Why Didn't My Friend Hire Me?
I’ve been in the position to hire a lot of programmers over the last few years. This is a great responsibility; one that doesn’t come without a bunch of unique situations, especially when it deals with colleagues and friends.
One of the biggest concerns I think friends and colleagues might have revolves around how the conversation should go if they weren’t hired. Perhaps it should be awkward now? Maybe they don’t like me?
Instead, let’s talk about a few reasons why you might not get hired, even if we’re friends and colleagues - and more importantly, what you can do about it then.
There Might Be a Better Fit
When it comes down to it, any hiring manager’s first duty is to their company. They need to make sure they hire employees that fit the company’s culture and can do the job the best, most accurately, most efficiently and most cost-effective way. You might not have just been the best fit.
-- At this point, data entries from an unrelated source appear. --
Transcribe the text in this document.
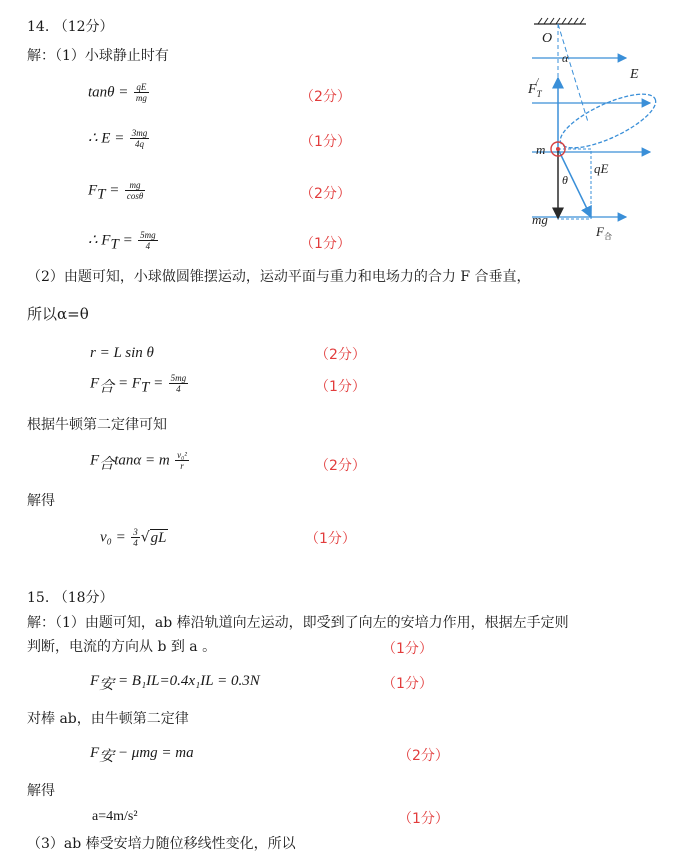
14. （12分）
解：（1）小球静止时有
$\tan\theta = \frac{qE}{mg}$	（2分）
∴ $E = \frac{3mg}{4q}$	（1分）
$F_T = \frac{mg}{\cos\theta}$	（2分）
∴ $F_T = \frac{5mg}{4}$	（1分）
（2）由题可知，小球做圆锥摆运动，运动平面与重力和电场力的合力 F 合垂直，
所以α=θ
r = L sin θ	（2分）
$F_合 = F_T = \frac{5mg}{4}$	（1分）
根据牛顿第二定律可知
$F_合\tan\alpha = m \frac{\text{v₀²}}{r}$	（2分）
解得
$v_0 = \frac{3}{4} √gL$	（1分）
15. （18分）
解：（1）由题可知，ab 棒沿轨道向左运动，即受到了向左的安培力作用，根据左手定则
判断，电流的方向从 b 到 a 。	（1分）
$F_安 = B_1IL=0.4x_1IL = 0.3N$	（1分）
对棒 ab，由牛顿第二定律
$F_安 - \mu mg$ = ma	（2分）
解得
a=4m/s²	（1分）
（3）ab 棒受安培力随位移线性变化，所以
O
α
E
$F_T/$
m
θ
qE
mg
$F_合$
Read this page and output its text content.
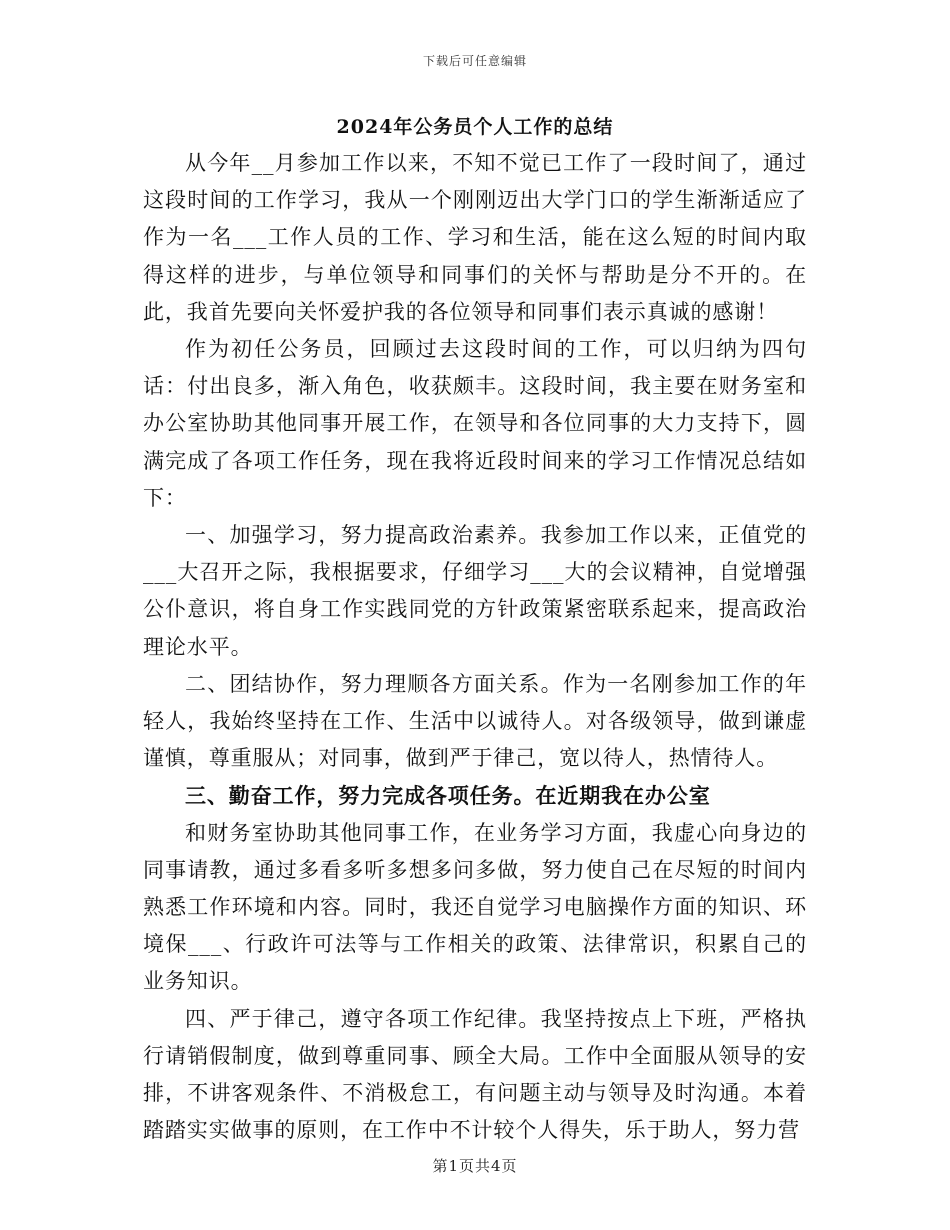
下载后可任意编辑
2024年公务员个人工作的总结

从今年__月参加工作以来，不知不觉已工作了一段时间了，通过这段时间的工作学习，我从一个刚刚迈出大学门口的学生渐渐适应了作为一名___工作人员的工作、学习和生活，能在这么短的时间内取得这样的进步，与单位领导和同事们的关怀与帮助是分不开的。在此，我首先要向关怀爱护我的各位领导和同事们表示真诚的感谢！

作为初任公务员，回顾过去这段时间的工作，可以归纳为四句话：付出良多，渐入角色，收获颇丰。这段时间，我主要在财务室和办公室协助其他同事开展工作，在领导和各位同事的大力支持下，圆满完成了各项工作任务，现在我将近段时间来的学习工作情况总结如下：

一、加强学习，努力提高政治素养。我参加工作以来，正值党的___大召开之际，我根据要求，仔细学习___大的会议精神，自觉增强公仆意识，将自身工作实践同党的方针政策紧密联系起来，提高政治理论水平。

二、团结协作，努力理顺各方面关系。作为一名刚参加工作的年轻人，我始终坚持在工作、生活中以诚待人。对各级领导，做到谦虚谨慎，尊重服从；对同事，做到严于律己，宽以待人，热情待人。

三、勤奋工作，努力完成各项任务。在近期我在办公室

和财务室协助其他同事工作，在业务学习方面，我虚心向身边的同事请教，通过多看多听多想多问多做，努力使自己在尽短的时间内熟悉工作环境和内容。同时，我还自觉学习电脑操作方面的知识、环境保___、行政许可法等与工作相关的政策、法律常识，积累自己的业务知识。

四、严于律己，遵守各项工作纪律。我坚持按点上下班，严格执行请销假制度，做到尊重同事、顾全大局。工作中全面服从领导的安排，不讲客观条件、不消极怠工，有问题主动与领导及时沟通。本着踏踏实实做事的原则，在工作中不计较个人得失，乐于助人，努力营

第1页共4页
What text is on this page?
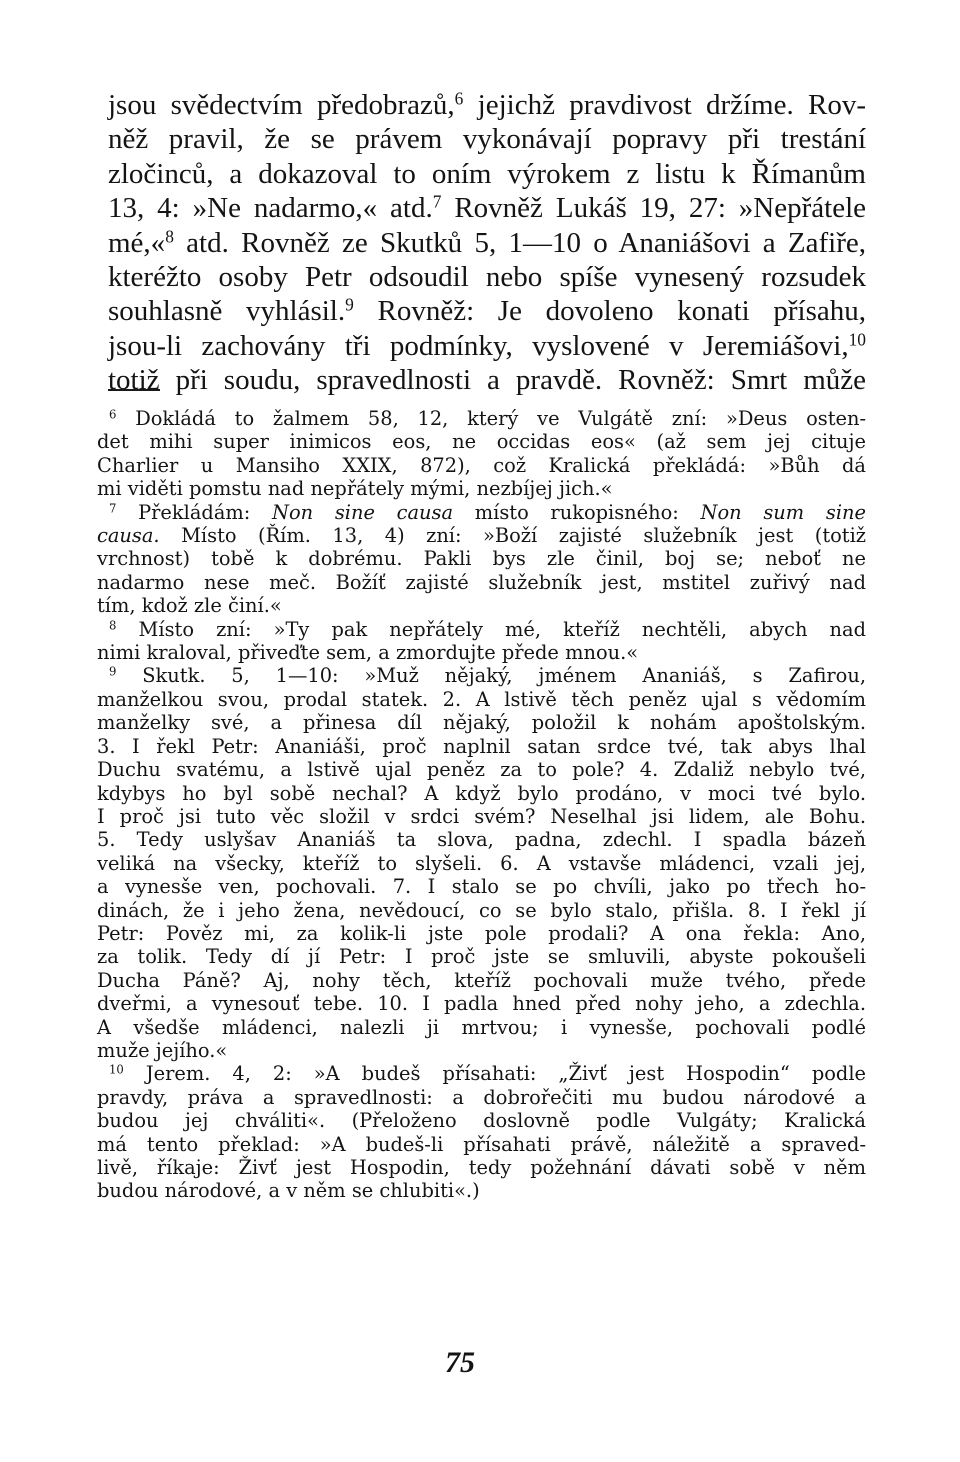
jsou svědectvím předobrazů,$^6$ jejichž pravdivost držíme. Rov-
něž pravil, že se právem vykonávají popravy při trestání
zločinců, a dokazoval to oním výrokem z listu k Římanům
13, 4: »Ne nadarmo,« atd.$^7$ Rovněž Lukáš 19, 27: »Nepřátele
mé,«$^8$ atd. Rovněž ze Skutků 5, 1—10 o Ananiášovi a Zafiře,
kteréžto osoby Petr odsoudil nebo spíše vynesený rozsudek
souhlasně vyhlásil.$^9$ Rovněž: Je dovoleno konati přísahu,
jsou-li zachovány tři podmínky, vyslovené v Jeremiášovi,$^{10}$
totiž při soudu, spravedlnosti a pravdě. Rovněž: Smrt může
$^6$ Dokládá to žalmem 58, 12, který ve Vulgátě zní: »Deus osten-
det mihi super inimicos eos, ne occidas eos« (až sem jej cituje
Charlier u Mansiho XXIX, 872), což Kralická překládá: »Bůh dá
mi viděti pomstu nad nepřátely mými, nezbíjej jich.«
$^7$ Překládám: Non sine causa místo rukopisného: Non sum sine
causa. Místo (Řím. 13, 4) zní: »Boží zajisté služebník jest (totiž
vrchnost) tobě k dobrému. Pakli bys zle činil, boj se; neboť ne
nadarmo nese meč. Božíť zajisté služebník jest, mstitel zuřivý nad
tím, kdož zle činí.«
$^8$ Místo zní: »Ty pak nepřátely mé, kteříž nechtěli, abych nad
nimi kraloval, přiveďte sem, a zmordujte přede mnou.«
$^9$ Skutk. 5, 1—10: »Muž nějaký, jménem Ananiáš, s Zafirou,
manželkou svou, prodal statek. 2. A lstivě těch peněz ujal s vědomím
manželky své, a přinesa díl nějaký, položil k nohám apoštolským.
3. I řekl Petr: Ananiáši, proč naplnil satan srdce tvé, tak abys lhal
Duchu svatému, a lstivě ujal peněz za to pole? 4. Zdaliž nebylo tvé,
kdybys ho byl sobě nechal? A když bylo prodáno, v moci tvé bylo.
I proč jsi tuto věc složil v srdci svém? Neselhal jsi lidem, ale Bohu.
5. Tedy uslyšav Ananiáš ta slova, padna, zdechl. I spadla bázeň
veliká na všecky, kteříž to slyšeli. 6. A vstavše mládenci, vzali jej,
a vynesše ven, pochovali. 7. I stalo se po chvíli, jako po třech ho-
dinách, že i jeho žena, nevědoucí, co se bylo stalo, přišla. 8. I řekl jí
Petr: Pověz mi, za kolik-li jste pole prodali? A ona řekla: Ano,
za tolik. Tedy dí jí Petr: I proč jste se smluvili, abyste pokoušeli
Ducha Páně? Aj, nohy těch, kteříž pochovali muže tvého, přede
dveřmi, a vynesouť tebe. 10. I padla hned před nohy jeho, a zdechla.
A všedše mládenci, nalezli ji mrtvou; i vynesše, pochovali podlé
muže jejího.«
$^{10}$ Jerem. 4, 2: »A budeš přísahati: „Živť jest Hospodin“ podle
pravdy, práva a spravedlnosti: a dobrořečiti mu budou národové a
budou jej chváliti«. (Přeloženo doslovně podle Vulgáty; Kralická
má tento překlad: »A budeš-li přísahati právě, náležitě a spraved-
livě, říkaje: Živť jest Hospodin, tedy požehnání dávati sobě v něm
budou národové, a v něm se chlubiti«.)
75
You might think - ok fine, but we’re friends. He should bend a little to help me out. But, you’re forgetting that hiring managers are also measured on their performance hiring. By feeling this way, you’re saying in order to boost your career, you’re expecting your friend or colleague to put his or her career in jeopardy.
It’s also true that you just might not have been the best fit. There are people who have more experience, more skill, have better connections or can do the job cheaper than you. You might want, deserve and need a certain wage - but if an equally skilled person can and wants to do it for half the cost, there is a fiduciary responsibility to be met now.
You’re the Friend Who Never Gets the Keys
We all have different types of friends and colleagues. Maybe you’ve met your professional connection through a networking group but have never worked with them. You can’t expect them to vouch about your work. Perhaps you’re friends, but not the kind of friends that would be trusted to check in and water the plants when the other is on vacation. Maybe you’re the party friend, not the serious friend.
You should be serious about how well you know this person - and what your relationship really is. You could know each other, but it doesn’t mean that they are willing to put their neck out for you.
It’s Not Personal
As much as having a new job, an upgrade, or whatever the case may mean to you, it’s not personal that you’re rejected. You shouldn’t now change the way you deal with your friend. Remember, it could be even harder to work with your friend (a lack of job offer is a lot easier to weather on a friendship than getting fired).
What Can You Do
Here’s where the lines are blurry again. When you’re asking your friend or colleague about why you didn’t get the job, there are a few things to keep in mind.
First, they were acting as an agent for the company. The company could have policies or procedures in place (and legal considerations) that restrict their employee (your friend) from talking about interviews - even to the interviewee themselves.
Second, they might not be the only person involved with the hiring decision. Asking them can feel like they’re being cornered to give a reason. This isn’t fair and can stress your friendship or relationship. It “shouldn’t” but it will.
What You Should Do
Thank your friend for whatever help they did to give you a shot. Recognize that when you interview on behalf or connected to a friend or colleague, the risk/reward is potentially greater. You might have made it further up the process because of your connection, but you’re less likely to find out more about your performance - because it can get tricky. Just be ok with the opportunity and potential offer.
You can always try to ask for ways that you might improve your performance for future interviews, but try to be careful when you word it. Don’t say “what did I do wrong?” Instead say “I’m not sure if this is going to work out, but you were somewhat involved with the process. Can you tell me anything that you might think I could do better for my next interview?” If you’re sleuthie enough, you might pick up actual things you “did wrong” in this current interview that way - without the stress put on your friend or colleague.
While having your next job might seem like the most important thing ever (especially depending on how desperate your situation might seem), your relationship with your friend or colleague is usually more useful longterm. Don’t burn bridges or make this one opportunity awkward for them. In fact, depending on the business and emotional maturity of your colleague, they might have a higher measure of you in the future based on how you handle this interaction with them.